The notion that the U.S. government is a “purveyor of violence”—that violence is the basis of its immense power—would perhaps strike the aforementioned commentators as ludicrous. Bacon likely thought the same of fundamental challenges to his religious system; the subject matter is different—God, government—but the intellectual approach essentially identical, marked by a rigid adherence to the acceptable body of thought. The points Nicolas J.S. Davies brings to light in a recent AlterNet piece can rarely be raised, if ever, since they might “infect” untutored minds with the wrong ideas. Davies mentions, for example, that Obama’s overseas bombing campaign—in Afghanistan, Pakistan, Yemen, and other countries—averages out to a strike every 1.75 hours, and therefore is more intense than Bush’s, which “amounted to an air strike about every 3 hours;” in the world the New York Review of Books inhabits, this means Obama has scaled back Bush’s “war,” focusing it more narrowly on the ostensible enemy. Never mind the massive civilian death tolls: Davies suggests that the number of inaccurate bombings would be around 10,000, if targets were hit 90% of the time—and of course the strikes are nowhere near that accurate. Also beside the point is the fact that the University of Maryland’s Global Terrorism Database indicates a sharp increase in terrorism since 2001, confirming a 2007 report by NYU’s Center on Law and Security, which found “that the number killed in jihadist attacks around the world has risen dramatically since the Iraq war began in March 2003,” Patrick Cockburn and Kim Sengupta reported in the Independent. And forget about John Cherian’s remark in Frontline last summer, delivered during a discussion of the U.S. government’s selective opposition to al-Qaeda, considered “an enemy of the West” in Afghanistan and Yemen, but “aligned with groups supported by Washington” in Libya and Syria. All of these issues are irrelevant in most of what passes for informed analysis. There is a “war on terror,” writers insist, which we are waging successfully on the whole, and for the right reasons.
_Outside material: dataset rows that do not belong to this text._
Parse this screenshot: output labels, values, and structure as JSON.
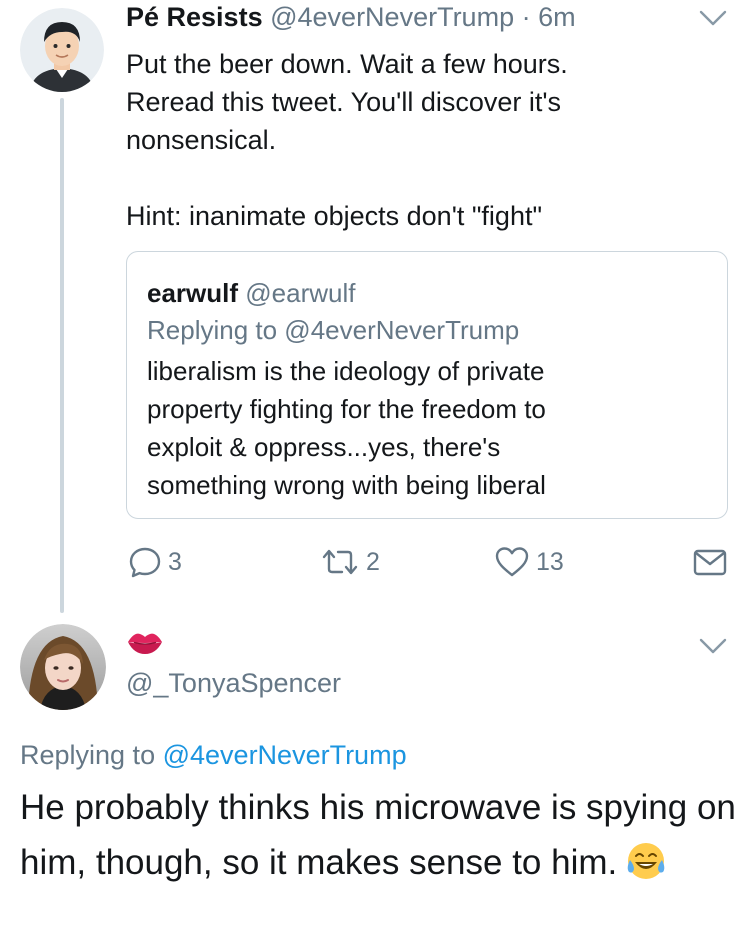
{
  "tweet": {
    "author_name": "Pé Resists",
    "handle": "@4everNeverTrump",
    "separator": "·",
    "time": "6m",
    "lines": [
      "Put the beer down. Wait a few hours.",
      "Reread this tweet. You'll discover it's",
      "nonsensical."
    ],
    "hint": "Hint: inanimate objects don't \"fight\"",
    "quoted": {
      "author_name": "earwulf",
      "handle": "@earwulf",
      "replying_to": "Replying to @4everNeverTrump",
      "lines": [
        "liberalism is the ideology of private",
        "property fighting for the freedom to",
        "exploit & oppress...yes, there's",
        "something wrong with being liberal"
      ]
    },
    "actions": {
      "reply_count": "3",
      "retweet_count": "2",
      "like_count": "13"
    }
  },
  "reply": {
    "handle": "@_TonyaSpencer",
    "replying_prefix": "Replying to",
    "replying_handle": "@4everNeverTrump",
    "text": "He probably thinks his microwave is spying on him, though, so it makes sense to him."
  },
  "colors": {
    "link": "#1b95e0",
    "muted": "#657786",
    "border": "#ccd6dd",
    "text": "#14171a"
  },
  "icons": {
    "reply": "reply-icon",
    "retweet": "retweet-icon",
    "like": "heart-icon",
    "dm": "envelope-icon",
    "more": "chevron-down-icon",
    "display_name_emoji": "kiss-lips-emoji",
    "laugh_emoji": "tears-of-joy-emoji"
  }
}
It would be difficult to overemphasize the extent to which state religion’s tenets exert a grip on the minds of U.S. intellectuals. But we should also recall that their claims to legitimacy rest on traits supposedly differentiating them from the rest of the public. Like those I sang Bacon’s hymn with several years ago, they are intelligent, perceptive, unlike most others—so the story goes. If scrutiny reveals them as irrational and dogmatic, however, the simple distinction between “smart” and “dumb” people—classifications encouraged by our education system—begins to dissolve. We are left only with individuals, each with the ability to develop the independence of mind and skepticism necessary to make informed analyses of world affairs. Those are the exact qualities that must come to the fore, if we are to successfully deal with the challenges that global warming and nuclear weapons—among other looming threats—present.